Why wasn’t I bored? Well. For one we had a television off and on throughout my growing up but more off than on and when we did have it we watched a movie or educational show occasionally, we didn’t have cable or anything. I didn’t play video games. I remember when I was 12 or so someone gave us an old Playstation and Mario Bros and we played that sometimes, but since we weren’t in the habit, it mostly sat there and collected dust.My mom got a computer and we did educational games and some of our school on it, but it was fairly limited while my mother plays some casino games on the computer meanwhile. A lot of it was self-limitation. Why? Because we weren’t in the habit. As a grown-up, in free time. I also like to have stuff like my mom play poker games on the computer, but in today’s technology rather than playing games on the computer, you can play real poker at top online casino malaysia as well as earn money, and kill your boredom,. But while kids, games were pretty different. so here we go. There was some boredom games.

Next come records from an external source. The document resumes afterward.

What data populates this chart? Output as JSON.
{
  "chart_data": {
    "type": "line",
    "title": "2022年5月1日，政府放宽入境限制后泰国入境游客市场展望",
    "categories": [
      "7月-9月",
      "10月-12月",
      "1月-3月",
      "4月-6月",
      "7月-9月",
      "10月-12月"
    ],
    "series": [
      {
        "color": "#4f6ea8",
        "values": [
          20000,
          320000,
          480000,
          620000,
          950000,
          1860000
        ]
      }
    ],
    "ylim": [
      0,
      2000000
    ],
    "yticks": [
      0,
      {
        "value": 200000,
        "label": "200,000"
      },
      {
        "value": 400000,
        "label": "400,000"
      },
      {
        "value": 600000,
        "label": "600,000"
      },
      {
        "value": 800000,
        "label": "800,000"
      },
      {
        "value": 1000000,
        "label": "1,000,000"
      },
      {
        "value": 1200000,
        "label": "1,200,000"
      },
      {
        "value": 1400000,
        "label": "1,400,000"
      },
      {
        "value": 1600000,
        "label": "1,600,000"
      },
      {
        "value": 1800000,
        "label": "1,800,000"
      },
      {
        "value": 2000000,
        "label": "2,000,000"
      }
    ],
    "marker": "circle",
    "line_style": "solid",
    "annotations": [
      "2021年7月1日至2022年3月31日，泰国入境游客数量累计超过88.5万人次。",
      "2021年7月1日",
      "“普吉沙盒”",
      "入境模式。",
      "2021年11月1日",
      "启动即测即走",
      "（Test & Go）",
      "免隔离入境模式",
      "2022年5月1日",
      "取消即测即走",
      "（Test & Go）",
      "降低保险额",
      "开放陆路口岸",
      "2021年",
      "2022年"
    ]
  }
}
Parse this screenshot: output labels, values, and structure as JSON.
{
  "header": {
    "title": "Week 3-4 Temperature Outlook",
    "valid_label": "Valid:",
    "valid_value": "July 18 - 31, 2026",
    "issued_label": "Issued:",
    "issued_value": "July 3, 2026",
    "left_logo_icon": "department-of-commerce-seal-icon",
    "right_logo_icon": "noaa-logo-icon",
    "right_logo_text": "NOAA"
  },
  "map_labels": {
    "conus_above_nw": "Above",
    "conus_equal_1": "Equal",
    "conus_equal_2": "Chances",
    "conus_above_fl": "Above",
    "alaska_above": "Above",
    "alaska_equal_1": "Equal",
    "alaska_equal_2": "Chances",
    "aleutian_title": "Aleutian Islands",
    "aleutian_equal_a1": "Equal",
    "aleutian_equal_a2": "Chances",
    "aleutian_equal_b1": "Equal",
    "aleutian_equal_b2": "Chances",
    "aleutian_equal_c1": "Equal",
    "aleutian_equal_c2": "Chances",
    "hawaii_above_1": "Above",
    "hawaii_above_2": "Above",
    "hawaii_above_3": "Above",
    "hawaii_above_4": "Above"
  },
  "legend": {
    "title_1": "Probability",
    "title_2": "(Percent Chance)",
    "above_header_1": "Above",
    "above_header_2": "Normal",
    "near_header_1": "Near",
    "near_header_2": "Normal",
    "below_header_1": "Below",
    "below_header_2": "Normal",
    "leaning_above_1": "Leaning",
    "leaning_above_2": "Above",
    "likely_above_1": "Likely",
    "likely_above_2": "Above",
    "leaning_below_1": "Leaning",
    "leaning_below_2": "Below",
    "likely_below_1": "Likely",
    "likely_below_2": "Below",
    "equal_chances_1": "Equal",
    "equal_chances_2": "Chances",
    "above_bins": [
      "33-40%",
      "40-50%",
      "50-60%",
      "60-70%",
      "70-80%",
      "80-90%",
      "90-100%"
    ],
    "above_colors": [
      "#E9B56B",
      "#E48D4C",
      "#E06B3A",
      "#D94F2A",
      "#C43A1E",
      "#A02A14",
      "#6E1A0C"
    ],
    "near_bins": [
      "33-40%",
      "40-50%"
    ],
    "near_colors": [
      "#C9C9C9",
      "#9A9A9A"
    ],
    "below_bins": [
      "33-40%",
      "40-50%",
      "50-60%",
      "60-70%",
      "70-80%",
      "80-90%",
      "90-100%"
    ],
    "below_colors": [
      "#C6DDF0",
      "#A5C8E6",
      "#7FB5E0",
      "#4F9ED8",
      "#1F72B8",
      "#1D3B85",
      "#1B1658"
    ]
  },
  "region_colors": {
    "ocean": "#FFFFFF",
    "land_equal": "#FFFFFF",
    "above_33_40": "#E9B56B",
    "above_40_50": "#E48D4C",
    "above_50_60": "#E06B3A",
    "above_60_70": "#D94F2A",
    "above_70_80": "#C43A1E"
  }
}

My siblings and I played outside. We helped my mom bake. We had chores. Yes. Chores. I think that they may have been the best thing that ever happened to us. We were responsible for animals and gardening and things that were important to our family. My parents really instilled in us that the things we did were important, that they helped the family function and because of that we took pride in doing our part. Sure, sometimes we complained and didn’t want to do it. It’s not like we were angelic or anything. But for the most part we felt good about ourselves when we were helping out.

When it looked like boredom or arguing was setting in my mom would always say “well there are a list of things that need to be done…”, we figured out that we weren’t quite that bored very quickly or sometimes we would accept a “chore.” Why? Because we didn’t want to be bored.

It helped that I watched my parents doing the same thing. My dad was always doing projects and chores and even doing some of the cooking and laundry etc. My mom was always knitting something or learning something or doing something with us and the animals as well as doing things like starting a local drama club or running parts of our local fair. It kept them content. It kept us content. Boredom was just not an option.

To this day, thanks to my parents, every time I am “bored” I am able to motivate and find something to do, either a project or a chore that will keep my mind or my hands busy. I hope that I am able to instill this in my son. I hope that by demonstration and to a large degree eliminating artificial outward stimulants in his life that he will come to find that he is a creative and productive person that is essential to this family. Not because I say so, but because he is.